A little over two years ago, Johnny Borrell and a bunch of hired sidekicks called Razorlight emerged from the post-Libertines blast of gutter punk and breathless melody, and got pretty huge. Borrell’s was a watered down, sanitised version of Pete and Carl’s world of battered romance and chaotic garage rock, and it unquestionably sounded fantastic. Owing its debt more to late ‘70s new-wave punk like Television and Talking Heads (and shot through with the unnerving self confidence of Liam Gallagher at his most gobby) Up All Night was like the soundtrack to a thousand stylishly wasted nights on the town. The thing though, was that after a few plays, Up All Night was a bit like that trilby-wearing scenester kid grooving on the indie-club dancefloor—ever so hip and clever, but strangely lacking in any real substance or heart. The recycled riffs, though rousing at first, soon sounded tired and samey, whilst Borrell’s lyrics read like a cartoon procession of snatched 6th form poetry—all Patti Smith shapes and half-deep, intense proclamations. It wasn’t that Up All Night was a particularly terrible record, just that there was something about the whole thing that sounded contrived, perfectly planned out, and impossible to love. Borrell clearly had a rock and roll master-plan in his back pocket, and while you have to admire the naked ambition of a man who inferred that he was a better songwriter than Bob Dylan in virtually his first NME interview, his shameless push towards stadium-sized rock glory came with an unappealing reek of desperation.

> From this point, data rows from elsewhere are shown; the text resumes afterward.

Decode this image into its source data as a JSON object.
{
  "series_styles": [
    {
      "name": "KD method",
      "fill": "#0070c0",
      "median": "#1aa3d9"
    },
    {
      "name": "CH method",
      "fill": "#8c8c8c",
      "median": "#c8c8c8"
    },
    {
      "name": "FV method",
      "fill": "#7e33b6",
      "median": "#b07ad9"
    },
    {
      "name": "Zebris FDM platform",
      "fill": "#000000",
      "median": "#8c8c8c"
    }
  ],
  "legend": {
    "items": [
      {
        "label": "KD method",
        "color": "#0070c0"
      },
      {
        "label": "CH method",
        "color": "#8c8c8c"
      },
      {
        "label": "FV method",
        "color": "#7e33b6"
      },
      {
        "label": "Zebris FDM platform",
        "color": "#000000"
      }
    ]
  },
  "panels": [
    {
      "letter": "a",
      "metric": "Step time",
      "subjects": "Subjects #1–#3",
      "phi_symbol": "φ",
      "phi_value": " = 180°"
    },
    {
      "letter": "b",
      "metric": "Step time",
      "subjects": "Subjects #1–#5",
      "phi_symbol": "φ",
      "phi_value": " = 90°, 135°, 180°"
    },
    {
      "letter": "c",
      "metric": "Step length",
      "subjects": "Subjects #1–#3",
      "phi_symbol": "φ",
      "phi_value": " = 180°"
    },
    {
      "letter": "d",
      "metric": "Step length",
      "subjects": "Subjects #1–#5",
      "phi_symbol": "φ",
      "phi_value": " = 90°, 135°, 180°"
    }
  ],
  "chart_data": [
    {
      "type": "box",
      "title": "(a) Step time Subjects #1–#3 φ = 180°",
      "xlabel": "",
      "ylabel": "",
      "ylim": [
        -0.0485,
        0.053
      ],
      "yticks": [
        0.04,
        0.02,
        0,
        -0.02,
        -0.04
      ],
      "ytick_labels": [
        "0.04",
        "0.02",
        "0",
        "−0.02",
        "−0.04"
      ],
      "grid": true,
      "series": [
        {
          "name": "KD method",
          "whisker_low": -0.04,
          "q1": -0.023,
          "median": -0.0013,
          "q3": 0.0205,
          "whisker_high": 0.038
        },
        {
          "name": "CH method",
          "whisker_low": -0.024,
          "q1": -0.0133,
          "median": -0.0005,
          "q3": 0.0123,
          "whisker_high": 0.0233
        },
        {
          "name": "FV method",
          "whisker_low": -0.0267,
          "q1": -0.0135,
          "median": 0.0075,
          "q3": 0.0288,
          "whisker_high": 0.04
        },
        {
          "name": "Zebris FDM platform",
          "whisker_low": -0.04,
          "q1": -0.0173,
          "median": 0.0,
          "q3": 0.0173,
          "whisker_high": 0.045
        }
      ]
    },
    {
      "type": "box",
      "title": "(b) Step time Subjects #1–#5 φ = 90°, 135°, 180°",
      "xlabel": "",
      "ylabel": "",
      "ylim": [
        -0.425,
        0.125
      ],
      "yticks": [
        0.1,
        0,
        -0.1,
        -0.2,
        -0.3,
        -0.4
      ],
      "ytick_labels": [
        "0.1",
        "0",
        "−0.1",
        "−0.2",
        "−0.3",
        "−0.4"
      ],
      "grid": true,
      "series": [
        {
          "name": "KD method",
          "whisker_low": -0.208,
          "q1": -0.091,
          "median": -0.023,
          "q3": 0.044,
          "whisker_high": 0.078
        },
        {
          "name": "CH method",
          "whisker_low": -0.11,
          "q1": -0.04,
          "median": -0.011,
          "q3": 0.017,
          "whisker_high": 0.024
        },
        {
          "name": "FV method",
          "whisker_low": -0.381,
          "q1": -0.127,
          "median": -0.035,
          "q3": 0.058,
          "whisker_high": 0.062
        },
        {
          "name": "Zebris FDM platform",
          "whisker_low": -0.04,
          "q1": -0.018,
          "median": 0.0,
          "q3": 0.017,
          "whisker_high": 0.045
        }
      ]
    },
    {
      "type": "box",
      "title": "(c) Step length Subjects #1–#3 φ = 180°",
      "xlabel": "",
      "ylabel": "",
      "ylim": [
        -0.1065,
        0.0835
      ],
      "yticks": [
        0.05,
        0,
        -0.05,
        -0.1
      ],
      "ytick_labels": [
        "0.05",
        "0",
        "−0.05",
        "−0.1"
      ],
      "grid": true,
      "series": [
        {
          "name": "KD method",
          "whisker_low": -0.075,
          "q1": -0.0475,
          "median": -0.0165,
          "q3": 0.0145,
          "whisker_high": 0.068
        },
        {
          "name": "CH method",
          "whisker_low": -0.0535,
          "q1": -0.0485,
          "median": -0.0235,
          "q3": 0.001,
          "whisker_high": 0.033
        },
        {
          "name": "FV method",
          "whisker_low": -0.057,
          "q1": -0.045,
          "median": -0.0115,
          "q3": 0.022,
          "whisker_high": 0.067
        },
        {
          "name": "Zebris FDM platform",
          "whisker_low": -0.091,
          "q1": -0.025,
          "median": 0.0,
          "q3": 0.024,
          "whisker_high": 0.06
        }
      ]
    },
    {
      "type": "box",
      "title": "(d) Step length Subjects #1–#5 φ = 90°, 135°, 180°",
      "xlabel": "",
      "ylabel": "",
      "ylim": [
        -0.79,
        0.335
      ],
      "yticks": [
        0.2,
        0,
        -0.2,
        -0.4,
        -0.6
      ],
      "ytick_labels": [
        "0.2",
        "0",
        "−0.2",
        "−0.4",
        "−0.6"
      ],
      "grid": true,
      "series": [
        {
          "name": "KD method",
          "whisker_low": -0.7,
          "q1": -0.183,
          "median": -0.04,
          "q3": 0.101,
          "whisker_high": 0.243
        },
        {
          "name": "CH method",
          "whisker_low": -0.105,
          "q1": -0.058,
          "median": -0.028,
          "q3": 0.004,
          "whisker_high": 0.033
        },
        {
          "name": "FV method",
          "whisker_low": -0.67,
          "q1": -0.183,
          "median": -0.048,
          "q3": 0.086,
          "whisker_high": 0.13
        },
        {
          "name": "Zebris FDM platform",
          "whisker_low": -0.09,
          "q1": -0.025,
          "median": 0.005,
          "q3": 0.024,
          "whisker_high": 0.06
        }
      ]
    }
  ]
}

And so it is that the band’s self-titled second album sounds exactly as you expect it to. With the bombast and sense of purpose turned up to 11, Razorlight is the sort of record that wears its heart on its sleeve and paints in the universal, broad brush-strokes which are designed for mass appeal and blanket airplay. Indeed, Borrell’s lyrics are awash with hackneyed, everyman statements, clearly designed to be unspecific enough to relate to anyone and everyone from the 16-year old indie rock and roller to the Ford Mondeo driving businessman. The spiky, punk-pop of Up All Night is nowhere to be found, as Borrell has settled on a new set of reference points for his band to aspire to. Unfortunately this mostly seems to involve ripping off classic drivetime FM rock. Indeed everything from U2 at its most earnest and yearning, to the jangly stadium-pop of REM, is shamelessly plundered as Borrell goes off in search of something big, huge and chartbusting.
It should be pointed out that Borrell does kind of know his way around a tune, and really, some of the songs here aren’t that bad. In fact, in a dumb, guilty sort of way, some of these songs might even sound great, were they touched with a bit of humour or a sense of fun. Instead, bogged down by Borrell’s unrelenting earnestness and misguided conviction, they are almost all dragged towards the awful. “In The Morning”, the album’s lead single and the song that most recalls the band’s energetic debut, has a sub-Talking Heads cod-reggae swagger about it. Borrell bemoans how, “The songs on the radio sound the same”, blissfully unaware of the irony in his words and how ridiculous he sounds singing them. Things get worse with the dreaded foray into soft rock hell that is “America”. It’s the sort of song that will no doubt get described as a “spine-tingling ballad”, and evoke comparisons to the widescreen emotions of Joshua Tree—era U2, when in truth it sounds more like ‘80s power ballad chumps Foreigner or Boston. Over chiming guitars, emotional “ooh oohs” and the sound of a thousand lighters flickering in the breeze, Borrell squeezes every last cliché from the already bloated soft rock format—his sights clearly aimed at transatlantic domination. Elsewhere, “Who Needs Love”, with its barroom piano, wants to be Bruce Springsteen, but instead comes across more like Billy Joel, only cheesier. By the time Borrell’s pained falsetto kicks in, it should be soulful but it just sounds laughable. Even “Kirby’s House” (which appeared on last years Warchild compilation) sounding almost brilliantly like an early ‘70s Rolling Stones track, has been re-recorded, slowed down and drained of life here.
In many ways, there is not a lot wrong with Razorlight. The tunes are catchy, the lyrics could sort of be profound if you don’t listen too closely, and at 35 minutes, it can hardly be described as overlong. But while everything might well be in its right place, Razorlight is a bloodless, careerist record that has nothing to say that you haven’t heard a million times before. For a record that displays such bare commercial ambitions, it is a startlingly unimaginative and anonymous listen. Shorn of the tiny bit of bristling excitement that could be heard on the band’s first album, Borrell is revealed, not as the songwriting god he thinks he is, but as a moderately talented purveyor of bloated, trite emotions and bland “big music”.